Google wins latest round against Oracle in Java case – but questions and clouds remain

Yesterday we saw the latest decision in the long-running legal spectacle of Oracle suing Google for allegedly infringing Oracle’s Java API.

Google defeats Oracle in Java code copyright case

I am not a lawyer, nor do I claim any depth of legal expertise.  And as engineers, its easy to dismiss these events as one tech giant looking to squeeze some money from another tech giant using their lawyers instead of their products.

But as engineers, these courtroom events should directly concern us.

The lawsuit is complex and has seen many developments over its five and a half years of litigation.  The Electronic Frontier Foundation has collected all the public documents related to the case in a relatively easy-to-follow format:

Oracle vs Google – a timeline

But from what I can ascertain, at issue is Oracle’s claim that Google infringed their intellectual property by adding APIs to Android that shared the same structure and purpose as APIs in Java, allowing code that would normally call the Java API to use the Android API instead to achieve the same result, thus facilitating portability and more rapid code development.

Oracle do not seem to be claiming that Google copied the actual code that implements the API, which I believe most of us would agree would be an infringement of Oracle’s intellectual property.

But by claiming ownership of the API, Oracle appears to be trying to lock competitors out and customers into proprietary models, yet still slapping the “open” moniker on in a cynical move driven by marketing, not technology.
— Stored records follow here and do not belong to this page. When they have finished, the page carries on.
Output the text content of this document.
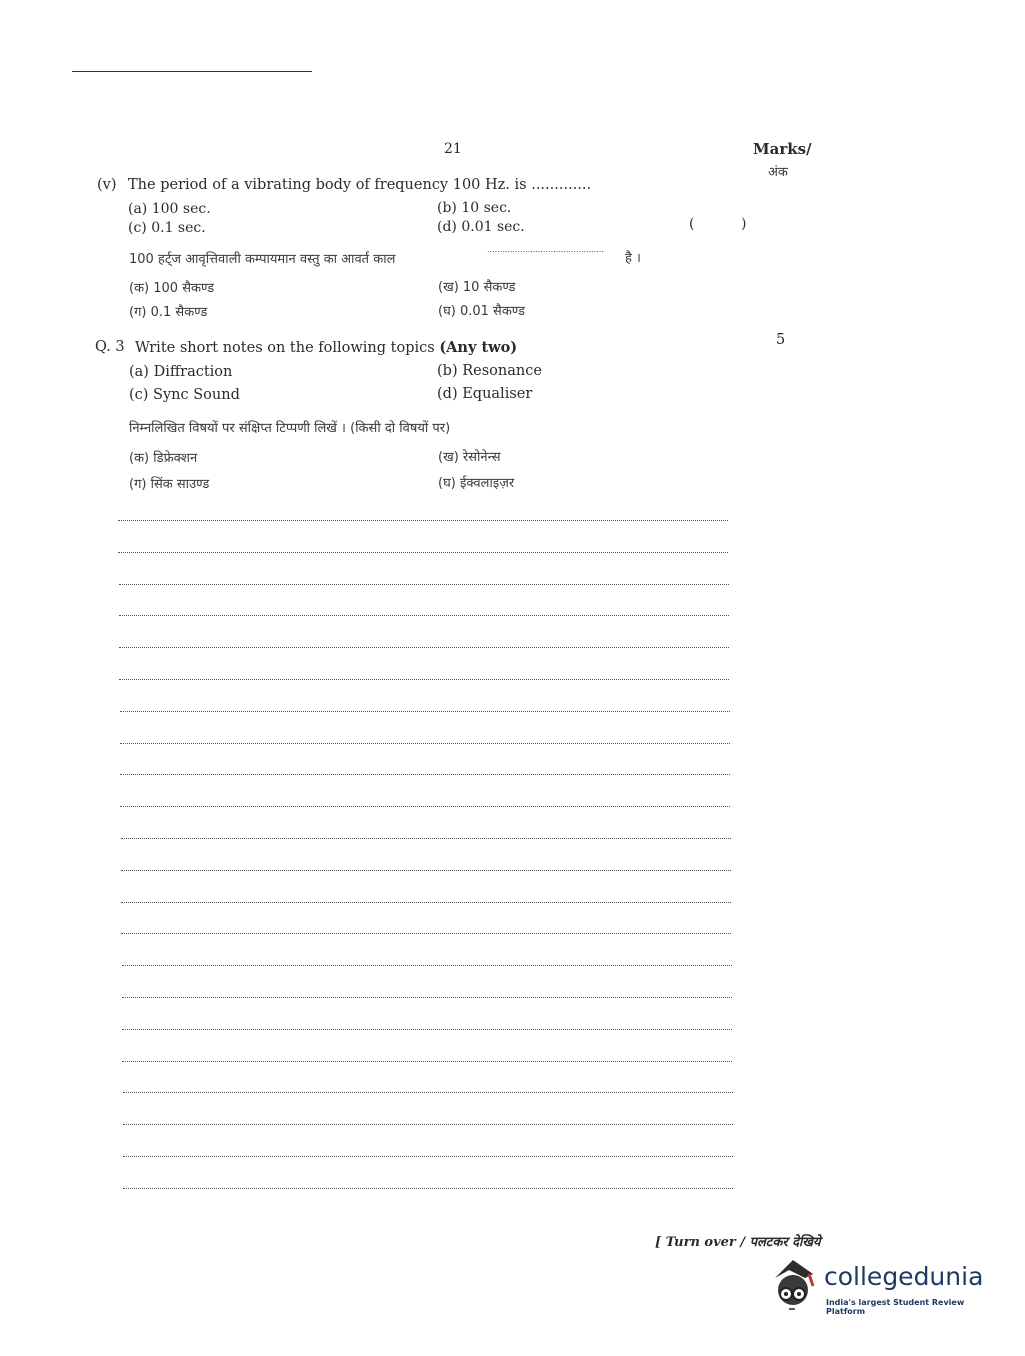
21	Marks/
अंक
(v) The period of a vibrating body of frequency 100 Hz. is .............
(a) 100 sec.	(b) 10 sec.
(c) 0.1 sec.	(d) 0.01 sec.	(	)
100 हर्ट्ज आवृत्तिवाली कम्पायमान वस्तु का आवर्त काल
..............................................
है ।
(क) 100 सैकण्ड	(ख) 10 सैकण्ड
(ग) 0.1 सैकण्ड	(घ) 0.01 सैकण्ड
Q. 3 Write short notes on the following topics (Any two)	5
(a) Diffraction	(b) Resonance
(c) Sync Sound	(d) Equaliser
निम्नलिखित विषयों पर संक्षिप्त टिप्पणी लिखें । (किसी दो विषयों पर)
(क) डिफ्रेक्शन	(ख) रेसोनेन्स
(ग) सिंक साउण्ड	(घ) ईक्वलाइज़र
[ Turn over / पलटकर देखिये
collegedunia
India's largest Student Review Platform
As Andreas Gal, CTO of Mozilla notes:

“Because Oracle has means to control Java beyond source code, OpenJDK is about as open as a prison. You can vote on how high the walls are, and you can even help build the walls, but if you are ever forced to walk into it, Oracle alone will [decide] when and whether you can leave. Oracle owns much of the roadmap of OpenJDK, and via compatibility requirements, trademarks, existing agreements, and API copyright lawsuits (Oracle vs Google) Oracle is pretty much in full control where OpenJDK is headed.”

Andreas’ comments about “Oracle alone will [decide] when and whether you can leave” resonate with me.  As I travel across the United States meeting with Oracle users I hear a common sentiment;

Oracle makes the world’s best RDBMS and world-class Enterprise software, but as a strategic business partner, their aggressive practices with regards to contracts, software licensing and auditing mean that many customers would like to “divorce” them.
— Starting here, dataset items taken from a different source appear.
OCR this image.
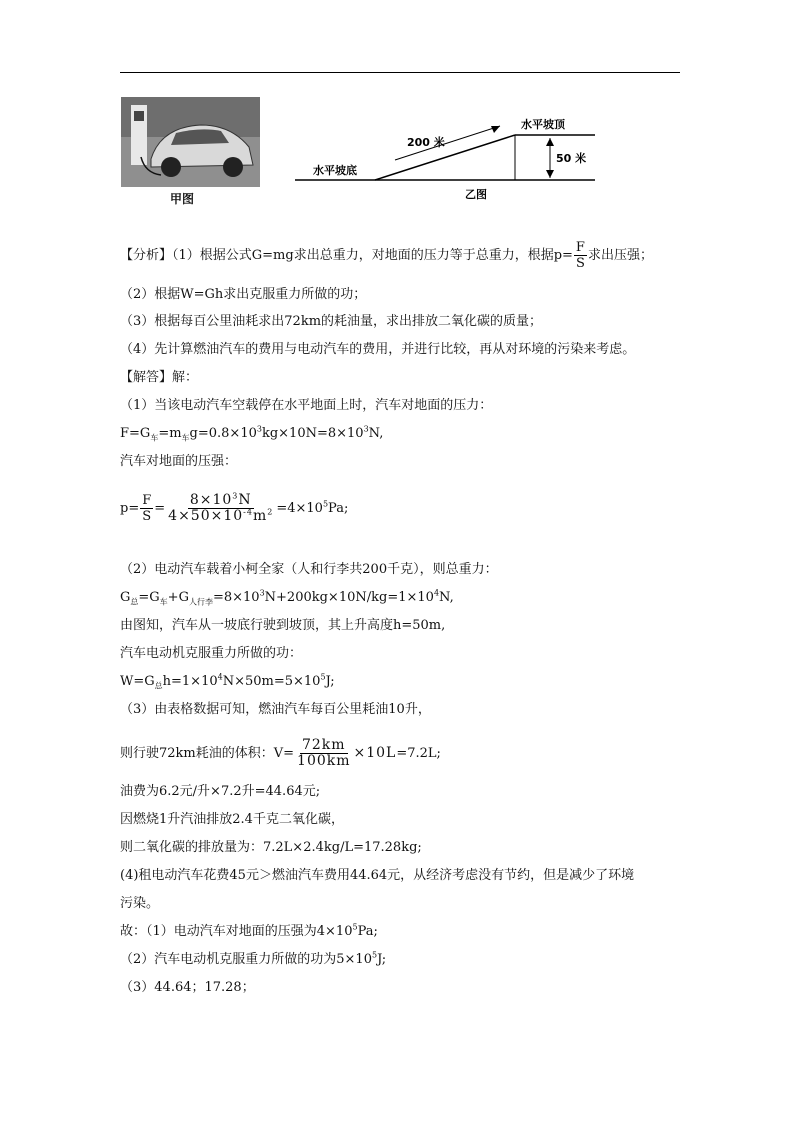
甲图
200 米
水平坡顶
水平坡底
50 米
乙图
【分析】（1）根据公式G=mg求出总重力，对地面的压力等于总重力，根据$p= \frac{F}{S}$ 求出压强；
（2）根据W=Gh求出克服重力所做的功；
（3）根据每百公里油耗求出72km的耗油量，求出排放二氧化碳的质量；
（4）先计算燃油汽车的费用与电动汽车的费用，并进行比较，再从对环境的污染来考虑。
【解答】解：
（1）当该电动汽车空载停在水平地面上时，汽车对地面的压力：
$F=G_车=m_车g=0.8\times 10^3kg\times 10N=8\times 10^3N$,
汽车对地面的压强：
$p= \frac{F}{S} = \frac{8\times 10^3N}{4\times 50\times 10^{-4}m^2} =4\times 10^5Pa$;
（2）电动汽车载着小柯全家（人和行李共200千克），则总重力：
$G_总=G_车+G_{人行李}=8\times 10^3N+200kg\times 10N/kg=1\times 10^4N$,
由图知，汽车从一坡底行驶到坡顶，其上升高度h=50m,
汽车电动机克服重力所做的功：
$W=G_总h=1\times 10^4N\times 50m=5\times 10^5J$;
（3）由表格数据可知，燃油汽车每百公里耗油10升，
则行驶72km耗油的体积：$V= \frac{72km}{100km} \times 10L=7.2L$;
油费为6.2元/升×7.2升=44.64元;
因燃烧1升汽油排放2.4千克二氧化碳，
则二氧化碳的排放量为：7.2L×2.4kg/L=17.28kg;
(4)租电动汽车花费45元＞燃油汽车费用44.64元，从经济考虑没有节约，但是减少了环境
污染。
故：（1）电动汽车对地面的压强为$4\times 10^5Pa$;
（2）汽车电动机克服重力所做的功为$5\times 10^5J$;
（3）44.64；17.28；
Oracle has created an environment where it is not only difficult to move off their infrastructure but has made it prohibitively expensive to even enforce your contractual rights.  In the Mars-v-Oracle case, where Mars sought to enforce their contractual right to not pay for not running Oracle on servers in a VMware environment, Oracle demanded and got 233,089 pages of supporting documentation from Mars.

Mars ultimately appears to have prevailed in the case, but most CTOs I talk with are too busy trying to run their business to spend months or years in litigation with an army of lawyers from one of their strategic business “partners”.

As an investor I can understand Oracle’s predicament.  Although the company has reported robust growth in their cloud business over the past few quarters, on-premise software license revenue still accounts for 70% of the company’s revenue, cloud sales accounting for just 6% according to their latest quarterly results.

And it would seem that those software license revenues may contribute disproportionately to Oracle’s profits, as ComputerWorld reports that despite Oracle’s double-digit cloud growth, Oracle profits are down 24%

As CFO Safra Katz struggles with competitive head winds, squeezing more license dollars from captive customers is an obvious way of appeasing restless investors, but in my view it is a short term fix to a more serious long term problem.

I’d like to think of myself as a realist with occasional vacations to the land of cynics.  I am certainly tired of reading the endless obituaries of platform 2, often from writers whose sum total of hands-on IT is connecting their Macbook Pro in the free wifi in the local Starbucks.  But the winds of change are blowing, and the days of double digit growth in Platform 2 are over.

Today, if you want to be in a high-growth sector of IT, your choices are niche, or Platform 3.  Relational databases are not going away any time soon, and until the Platform 3 crowd understands that eventual consistency isn’t good enough for many applications they won’t be going away at all.

Nonetheless Mobile, Bigdata and Cloud are the growth trends of the future, and the decisions we make today with respect to embracing these technologies will have profound impact on the success of our respective organizations and our own careers going forward.

With that in mind, should we partner with organizations and people who embrace the concepts of customer choice and workload mobility, or a company who talks the talk of Cloud, yet still cripples workload mobility with a licensing model that is fundamentally incompatible to the way most customers and clouds work, take an overtly combative stance to customers who want to consume their products, and appears to believe it can use its extensive legal resources to claim ownership beyond that which intellectual property laws were created to protect.

CNet reports that Oracle plans to appeal the latest decision.  I will watch this ongoing legal and technology drama with interest.  You should too.